Two thirds of Americans believe in "setting limits on how much time minors can spend on social media" [1]. Where we have limited polling, a similar fraction support "banning social media use for all kids under 14" [2].
Joe Camel [3] was also intended for children.
[1] https://www.pewresearch.org/short-reads/2023/10/31/81-of-us-...
[2] https://www.yahoo.com/news/articles/poll-most-mass-voters-su...
[3] https://en.wikipedia.org/wiki/Joe_Camel
If one is a psychopath and needs an analogy rather than "harming childrens' mental development for profit is morally and ethically evil": this is essential the same as setting catch quotas on fisheries, to maximize long term value at the expense of short term profit.
I am Jacks lack of surprise.
I think Roblox themselves have a chance in the coming years to prove themselves this space. They have one of the greatest chances to create this space precisely due to the intense scrutiny they’re currently under. It’s honestly that or fold basically. And if it’s not Roblox, what other platform do we trust our children on?
There have absolutely been growing pains since I regularly played games on the platform in ‘09-‘13 but I also credit Roblox extremely heavily in my journey as a software engineer making social games for me and my friends. It fostered that curiosity in a frankly healthy way for a young nerd that has eventually culminated in a job at FAANG and great academic fulfillment. I hope they can continue to provide this for millions of more children, just in a safer and healthier way.
What benefits will this bring over an offline platform for children to socialize in? I'm not denying that there would be any, but, if we determine what those are directly, perhaps we can find better mechanisms than bespoke "social media" platforms to deliver them.
> I think Roblox themselves have a chance
It'd probably be a good start to subtract things like "virtual currency" from whatever implementation is imagined.
Fully agree on the currency aspect. I feel like since they’ve IPOd the company has taken more of a playing focus in where it was previously building and creating.
[1]: https://www.morpheus-research.com/backblaze/
Obviously some companies have sketchier pasts and are feeling the pressure more, but this is a very broad trend of restricting online access and communication.
My bigger point is there are increasingly very few spaces for teenagers to socialize and interact (and at least in the US, very few offline), and what sort of long-term ramifications this is going to have. If the net outcome of this is kids return to playing outside and unfettered access to parks and neighborhoods as far as their bikes will take them, I think that's great, but I suspect those will also continue to be heavily locked down.

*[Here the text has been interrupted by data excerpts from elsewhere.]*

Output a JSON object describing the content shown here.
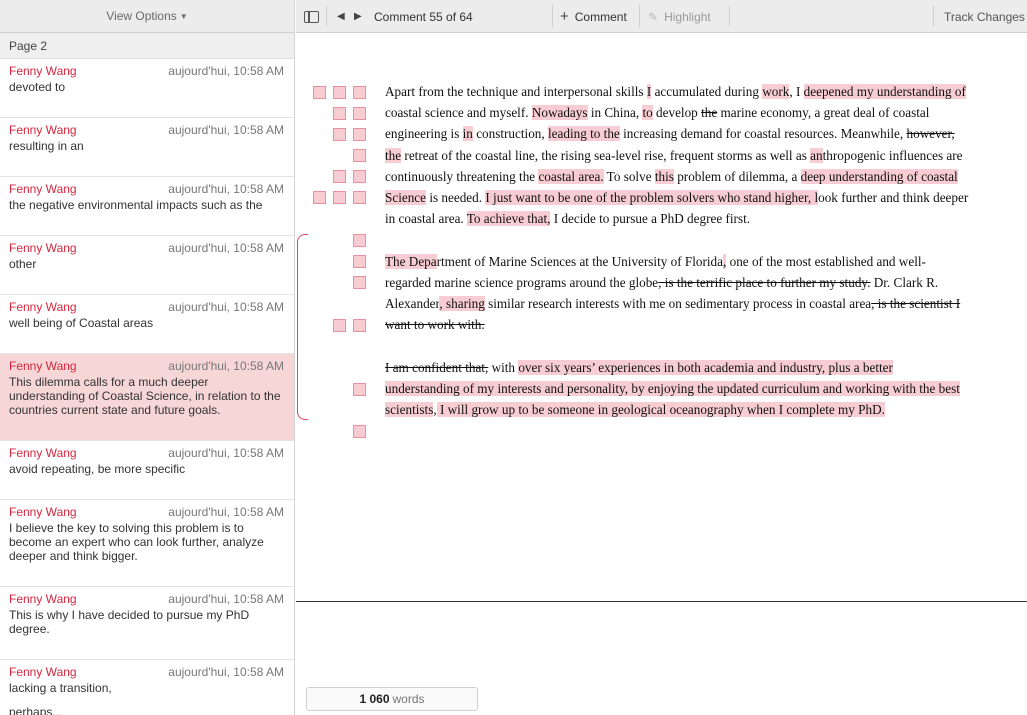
{
  "sidebar": {
    "view_options": "View Options",
    "page_label": "Page 2",
    "comments": [
      {
        "author": "Fenny Wang",
        "time": "aujourd'hui, 10:58 AM",
        "text": "devoted to"
      },
      {
        "author": "Fenny Wang",
        "time": "aujourd'hui, 10:58 AM",
        "text": "resulting in an"
      },
      {
        "author": "Fenny Wang",
        "time": "aujourd'hui, 10:58 AM",
        "text": "the negative environmental impacts such as the"
      },
      {
        "author": "Fenny Wang",
        "time": "aujourd'hui, 10:58 AM",
        "text": "other"
      },
      {
        "author": "Fenny Wang",
        "time": "aujourd'hui, 10:58 AM",
        "text": "well being of Coastal areas"
      },
      {
        "author": "Fenny Wang",
        "time": "aujourd'hui, 10:58 AM",
        "text": "This dilemma calls for a much deeper understanding of Coastal Science, in relation to the countries current state and future goals."
      },
      {
        "author": "Fenny Wang",
        "time": "aujourd'hui, 10:58 AM",
        "text": "avoid repeating, be more specific"
      },
      {
        "author": "Fenny Wang",
        "time": "aujourd'hui, 10:58 AM",
        "text": "I believe the key to solving this problem is to become an expert who can look further, analyze deeper and think bigger."
      },
      {
        "author": "Fenny Wang",
        "time": "aujourd'hui, 10:58 AM",
        "text": "This is why I have decided to pursue my PhD degree."
      },
      {
        "author": "Fenny Wang",
        "time": "aujourd'hui, 10:58 AM",
        "text": "lacking a transition,"
      }
    ],
    "cutoff_text": "perhaps..."
  },
  "toolbar": {
    "comment_counter": "Comment 55 of 64",
    "comment_button": "Comment",
    "highlight_button": "Highlight",
    "track_changes": "Track Changes"
  },
  "document": {
    "p1": {
      "s1": "Apart from the technique and interpersonal skills ",
      "s2": "I",
      "s3": " accumulated during ",
      "s4": "work",
      "s5": ", I ",
      "s6": "deepened my understanding of",
      "s7": " coastal science and myself. ",
      "s8": "Nowadays",
      "s9": " in China, ",
      "s10": "to",
      "s11": " develop ",
      "s12": "the",
      "s13": " marine economy, a great deal of coastal engineering is ",
      "s14": "in",
      "s15": " construction, ",
      "s16": "leading to the",
      "s17": " increasing demand for coastal resources. Meanwhile, ",
      "s18": "however, ",
      "s19": "the",
      "s20": " retreat of the coastal line, the rising sea-level rise, frequent storms as well as ",
      "s21": "an",
      "s22": "thropogenic influences are continuously threatening the ",
      "s23": "coastal area.",
      "s24": " To solve ",
      "s25": "this",
      "s26": " problem of dilemma, a ",
      "s27": "deep understanding of coastal Science",
      "s28": " is needed. ",
      "s29": "I just want to be one of the problem solvers who stand higher, l",
      "s30": "ook further and think deeper in coastal area. ",
      "s31": "To achieve that,",
      "s32": " I decide to pursue a PhD degree first."
    },
    "p2": {
      "s1": "The Depa",
      "s2": "rtment of Marine Sciences at the University of Florida",
      "s3": ",",
      "s4": " one of the most established and well-regarded marine science programs around the globe",
      "s5": ", is the terrific place to further my study.",
      "s6": " Dr. Clark R. Alexander",
      "s7": ", ",
      "s8": "sharing",
      "s9": " similar research interests with me on sedimentary process in coastal area",
      "s10": ", is the scientist I want to work with. "
    },
    "p3": {
      "s1": "I am confident that,",
      "s2": " with ",
      "s3": "over six years’ experiences in both academia and industry, plus a better understanding of my interests and personality, by enjoying the updated curriculum and working with the best scientists",
      "s4": ",",
      "s5": " I will grow up to be someone in geological oceanography when I complete my PhD."
    }
  },
  "wordcount": {
    "count": "1 060",
    "label": "words"
  },
  "colors": {
    "accent_red": "#d7263d",
    "highlight_pink": "#f7cdd3",
    "active_comment_bg": "#f6d6d6"
  }
}
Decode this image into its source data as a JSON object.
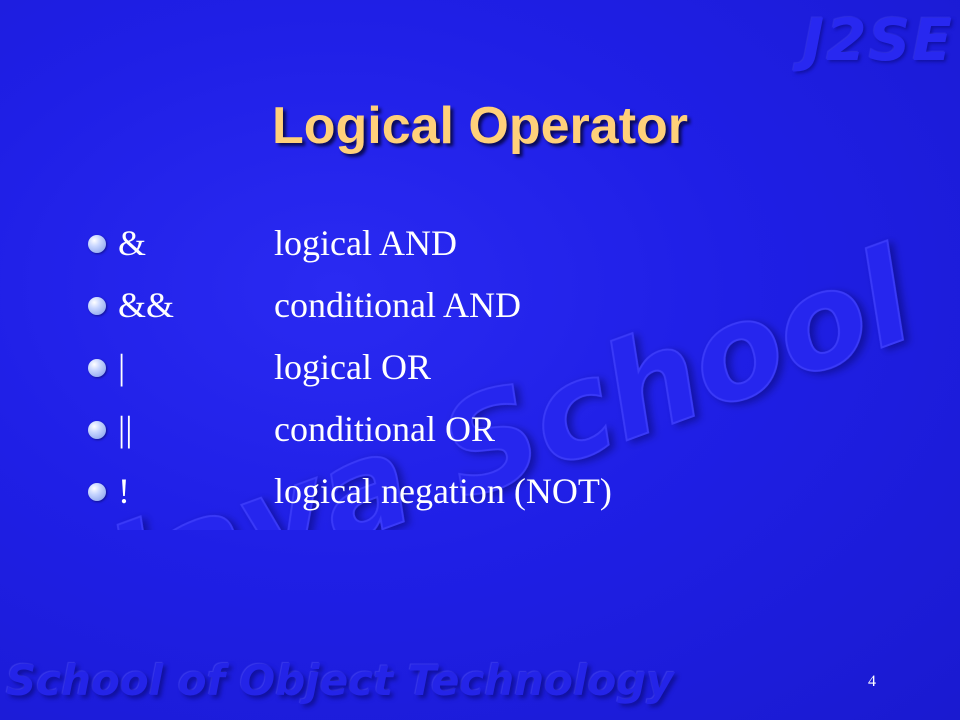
{
  "slide": {
    "title": "Logical Operator",
    "page_number": "4",
    "watermark_corner": "J2SE",
    "watermark_center": "Java School",
    "watermark_bottom": "School of Object Technology",
    "items": [
      {
        "operator": "&",
        "description": "logical AND"
      },
      {
        "operator": "&&",
        "description": "conditional AND"
      },
      {
        "operator": "|",
        "description": "logical OR"
      },
      {
        "operator": "||",
        "description": "conditional OR"
      },
      {
        "operator": "!",
        "description": "logical negation (NOT)"
      }
    ]
  },
  "colors": {
    "background": "#1f1fe6",
    "title": "#ffd07a",
    "body_text": "#ffffff"
  }
}
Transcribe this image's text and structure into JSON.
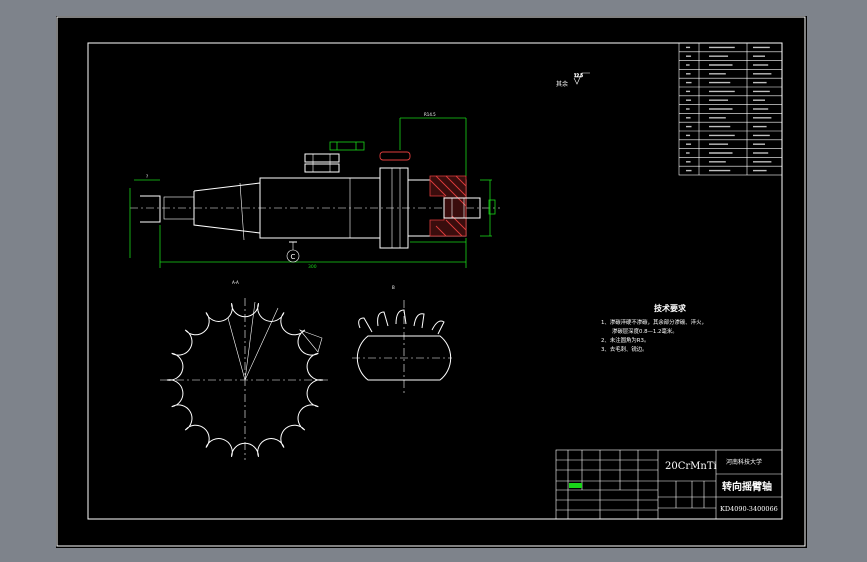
{
  "material": "20CrMnTi",
  "part_name": "转向摇臂轴",
  "drawing_number": "KD4090-3400066",
  "university": "河南科技大学",
  "tech_req": {
    "title": "技术要求",
    "lines": [
      "1、渗碳淬硬不渗碳，其余部分渗碳、淬火，",
      "渗碳层深度0.8—1.2毫米。",
      "2、未注圆角为R3。",
      "3、去毛刺、锐边。"
    ]
  },
  "roughness_note": "其余",
  "datum_label": "C",
  "section_label": "A-A",
  "view_label": "B",
  "total_length_dim": "300",
  "colors": {
    "background": "#7e838b",
    "paper": "#000000",
    "line": "#ffffff",
    "dim": "#19d619",
    "hatch": "#e03c3c"
  }
}
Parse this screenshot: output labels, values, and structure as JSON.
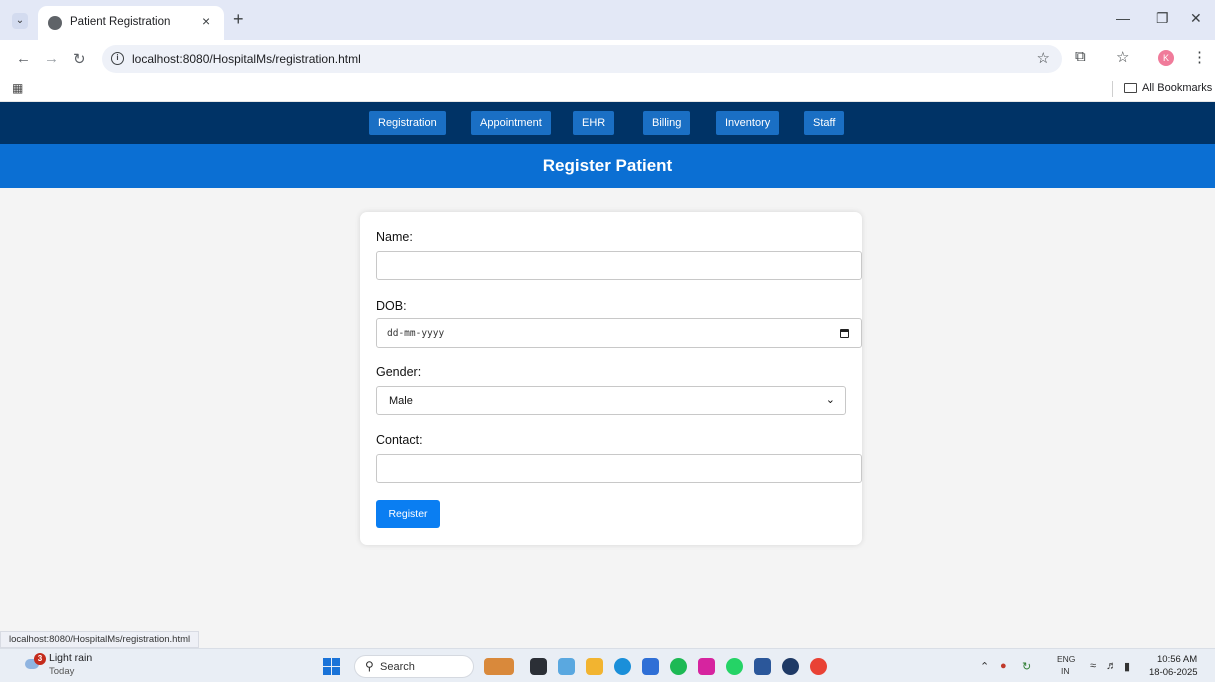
{
  "browser": {
    "tab_title": "Patient Registration",
    "url": "localhost:8080/HospitalMs/registration.html",
    "all_bookmarks_label": "All Bookmarks",
    "profile_initial": "K",
    "status_url": "localhost:8080/HospitalMs/registration.html"
  },
  "nav": {
    "items": [
      "Registration",
      "Appointment",
      "EHR",
      "Billing",
      "Inventory",
      "Staff"
    ]
  },
  "header": {
    "title": "Register Patient"
  },
  "form": {
    "name_label": "Name:",
    "name_value": "",
    "dob_label": "DOB:",
    "dob_placeholder": "dd-mm-yyyy",
    "gender_label": "Gender:",
    "gender_selected": "Male",
    "contact_label": "Contact:",
    "contact_value": "",
    "submit_label": "Register"
  },
  "taskbar": {
    "weather_badge": "3",
    "weather_title": "Light rain",
    "weather_sub": "Today",
    "search_label": "Search",
    "lang_top": "ENG",
    "lang_bottom": "IN",
    "time": "10:56 AM",
    "date": "18-06-2025"
  },
  "colors": {
    "nav_bar": "#003366",
    "nav_button": "#1a6fc4",
    "banner": "#0b6fd3",
    "submit_button": "#0a7ef2"
  }
}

Moderating user generated games is a kafkaesque joke. It’s not just text, audio, or video. It’s all of those combined in an interactive environment which can include trigger conditions - and one category of games is escaping from mazes.
Since it’s kids, you will end up with maps based on actual schools, combined with violence, on your mod que.
The list of horrifying stuff that happens frequently is quite long, and it’s unfortunate how unaware most people seem to be about it.
At least so many people wouldn’t be surprised.
I guess the worst you can say for roblox is that it incentivizes that with the way they’re selling Robux, but that’s also the only way their platform can work.
These corporations don't give a sh...
Only thing you can do is to petition your lawmakers to ban whole platform.
Safety measures will always be a joke. Open chat/voice chat, "Hi, connect to my discord" -> all safety measures bypassed.
But at the end of the day, this a parenting problem.
I am curious why does Roblox even exist?
This shouldn’t even be a business, let alone a public company.
I wish games can just stay games like Valve does and not grow and grow and grow into public companies.
Valve is a very interesting example to use here, I don't think of them as a game company anymore. They run Steam but I can't remember the last game they actually released?
https://steamdb.info/app/1422450/charts/
But yeah, their games are just as filled with lootbox, crates, skin garbage as other low effort money grabs; saving grace being its all cosmetics only (and they’re private about their financials).